In June 2015 The Supreme Court of the United States declared same-sex marriage legal in all 50 states.

The legalization of gay marriage granted over 1100 statutory provisions to same-sex couples, many of them granting rights and privileges previously only afforded to heterosexual couples.

After the decision, President Barack Obama said the ruling will “strengthen all of our communities” by offering dignity and equal status to all same-sex couples and their families.

He called it a “victory for America.

“However, the law didn’t just benefit same-sex couples who want to get married, it also had a dramatic affect on LGBT youth. Two years after the legalization of gay marriage, the suicide attempt rate among LGBT youth declined significantly according to the Associated Press.

Suicide is the second-leading cause of death for U.S. teens. LGBT teens are five times more likely to make an attempt than their straight peers.

The study was conducted with over 26,000 LGBT youth participants in the 32 states where gay marriage was legalized up through the 2015 Supreme Court decision. The study found that suicide attempt rates dropped 7% among all students and 14% among gay kids after same-sex marriage was legalized in each state.

Part of the drop in suicide attempts by kids who didn’t publicly identify that they were gay could be because they were closeted or questioning.

There was no change in states where same-sex marriage wasn’t legalized.

While the change in suicide attempts doesn’t prove there’s a direct connection, researchers believe that the law made LGBT kids feel “more hopeful for the future.” They also believe the measures increased tolerance among their straight peers while reducing the stigmatization felt by gay kids.

A study out of Denmark and Sweden published in 2019 found similar results among married gay couples.

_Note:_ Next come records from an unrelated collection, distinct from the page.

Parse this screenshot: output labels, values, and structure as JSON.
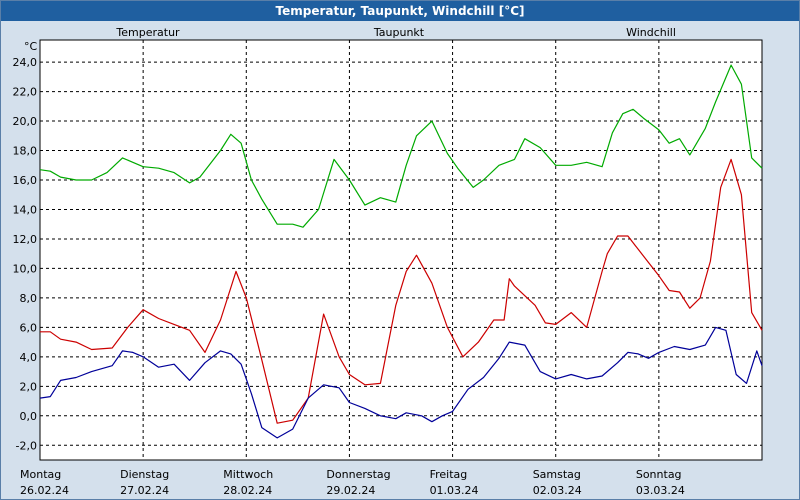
{
  "chart_data": {
    "type": "line",
    "title": "Temperatur, Taupunkt, Windchill [°C]",
    "ylabel": "°C",
    "ylim": [
      -3,
      25.5
    ],
    "yticks": [
      "-2,0",
      "0,0",
      "2,0",
      "4,0",
      "6,0",
      "8,0",
      "10,0",
      "12,0",
      "14,0",
      "16,0",
      "18,0",
      "20,0",
      "22,0",
      "24,0"
    ],
    "ytick_values": [
      -2,
      0,
      2,
      4,
      6,
      8,
      10,
      12,
      14,
      16,
      18,
      20,
      22,
      24
    ],
    "xlim": [
      0,
      7
    ],
    "day_labels": [
      {
        "day": "Montag",
        "date": "26.02.24"
      },
      {
        "day": "Dienstag",
        "date": "27.02.24"
      },
      {
        "day": "Mittwoch",
        "date": "28.02.24"
      },
      {
        "day": "Donnerstag",
        "date": "29.02.24"
      },
      {
        "day": "Freitag",
        "date": "01.03.24"
      },
      {
        "day": "Samstag",
        "date": "02.03.24"
      },
      {
        "day": "Sonntag",
        "date": "03.03.24"
      }
    ],
    "series": [
      {
        "name": "Temperatur",
        "color": "#cc0000",
        "x": [
          0,
          0.1,
          0.2,
          0.35,
          0.5,
          0.7,
          0.85,
          1.0,
          1.15,
          1.3,
          1.45,
          1.6,
          1.75,
          1.9,
          2.0,
          2.15,
          2.3,
          2.45,
          2.6,
          2.75,
          2.9,
          3.0,
          3.15,
          3.3,
          3.45,
          3.55,
          3.65,
          3.8,
          3.95,
          4.1,
          4.25,
          4.4,
          4.5,
          4.55,
          4.6,
          4.8,
          4.9,
          5.0,
          5.15,
          5.3,
          5.45,
          5.5,
          5.6,
          5.7,
          5.8,
          5.9,
          6.0,
          6.1,
          6.2,
          6.3,
          6.4,
          6.5,
          6.6,
          6.7,
          6.8,
          6.9,
          7.0
        ],
        "y": [
          5.7,
          5.7,
          5.2,
          5.0,
          4.5,
          4.6,
          6.0,
          7.2,
          6.6,
          6.2,
          5.8,
          4.3,
          6.5,
          9.8,
          8.0,
          3.8,
          -0.5,
          -0.3,
          1.2,
          6.9,
          4.0,
          2.8,
          2.1,
          2.2,
          7.5,
          9.8,
          10.9,
          9.0,
          6.0,
          4.0,
          5.0,
          6.5,
          6.5,
          9.3,
          8.8,
          7.5,
          6.3,
          6.2,
          7.0,
          6.0,
          9.8,
          11.0,
          12.2,
          12.2,
          11.3,
          10.4,
          9.5,
          8.5,
          8.4,
          7.3,
          8.0,
          10.5,
          15.5,
          17.4,
          15.0,
          7.0,
          5.8
        ]
      },
      {
        "name": "Taupunkt",
        "color": "#000099",
        "x": [
          0,
          0.1,
          0.2,
          0.35,
          0.5,
          0.7,
          0.8,
          0.9,
          1.0,
          1.15,
          1.3,
          1.45,
          1.6,
          1.75,
          1.85,
          1.95,
          2.05,
          2.15,
          2.3,
          2.45,
          2.6,
          2.75,
          2.9,
          3.0,
          3.15,
          3.3,
          3.45,
          3.55,
          3.7,
          3.8,
          3.9,
          4.0,
          4.15,
          4.3,
          4.45,
          4.55,
          4.7,
          4.85,
          5.0,
          5.15,
          5.3,
          5.45,
          5.6,
          5.7,
          5.8,
          5.9,
          6.0,
          6.15,
          6.3,
          6.45,
          6.55,
          6.65,
          6.75,
          6.85,
          6.95,
          7.0
        ],
        "y": [
          1.2,
          1.3,
          2.4,
          2.6,
          3.0,
          3.4,
          4.4,
          4.3,
          4.0,
          3.3,
          3.5,
          2.4,
          3.6,
          4.4,
          4.2,
          3.5,
          1.5,
          -0.8,
          -1.5,
          -0.9,
          1.2,
          2.1,
          1.9,
          0.9,
          0.5,
          0.0,
          -0.2,
          0.2,
          0.0,
          -0.4,
          0.0,
          0.3,
          1.8,
          2.6,
          3.9,
          5.0,
          4.8,
          3.0,
          2.5,
          2.8,
          2.5,
          2.7,
          3.6,
          4.3,
          4.2,
          3.9,
          4.3,
          4.7,
          4.5,
          4.8,
          6.0,
          5.8,
          2.8,
          2.2,
          4.4,
          3.4
        ]
      },
      {
        "name": "Windchill",
        "color": "#00aa00",
        "x": [
          0,
          0.1,
          0.2,
          0.35,
          0.5,
          0.65,
          0.8,
          0.9,
          1.0,
          1.15,
          1.3,
          1.45,
          1.55,
          1.75,
          1.85,
          1.95,
          2.05,
          2.15,
          2.3,
          2.45,
          2.55,
          2.7,
          2.85,
          3.0,
          3.15,
          3.3,
          3.45,
          3.55,
          3.65,
          3.8,
          3.95,
          4.05,
          4.2,
          4.3,
          4.45,
          4.6,
          4.7,
          4.85,
          5.0,
          5.15,
          5.3,
          5.45,
          5.55,
          5.65,
          5.75,
          5.85,
          6.0,
          6.1,
          6.2,
          6.3,
          6.45,
          6.55,
          6.7,
          6.8,
          6.9,
          7.0
        ],
        "y": [
          16.7,
          16.6,
          16.2,
          16.0,
          16.0,
          16.5,
          17.5,
          17.2,
          16.9,
          16.8,
          16.5,
          15.8,
          16.2,
          18.0,
          19.1,
          18.5,
          16.0,
          14.7,
          13.0,
          13.0,
          12.8,
          14.0,
          17.4,
          16.0,
          14.3,
          14.8,
          14.5,
          17.0,
          19.0,
          20.0,
          17.8,
          16.8,
          15.5,
          16.0,
          17.0,
          17.4,
          18.8,
          18.2,
          17.0,
          17.0,
          17.2,
          16.9,
          19.2,
          20.5,
          20.8,
          20.2,
          19.4,
          18.5,
          18.8,
          17.7,
          19.5,
          21.3,
          23.8,
          22.5,
          17.5,
          16.8
        ]
      }
    ]
  }
}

Same-sex marriage was made legal in 2009 in Sweden and 2012 in Denmark.

The study found that couples in same-sex unions saw a 46% decline in suicide suicide, compared to 28% of those in heterosexual unions.

“Although suicide rates in the general populations of Denmark and Sweden have been decreasing in recent decades, the rate for those living in same-sex marriage declined at a steeper pace, which has not been noted previously,” researchers noted.

These studies show the power that societal recognition can have on stigmatized minority groups. When one is protected by the “law of the land” it means a lot more than what happens in a courtroom or at city hall.

It shows that you are accepted by the community and protected by those in power. For to love flourish — whether it’s loving oneself or sharing it with a partner — first it must first be protected.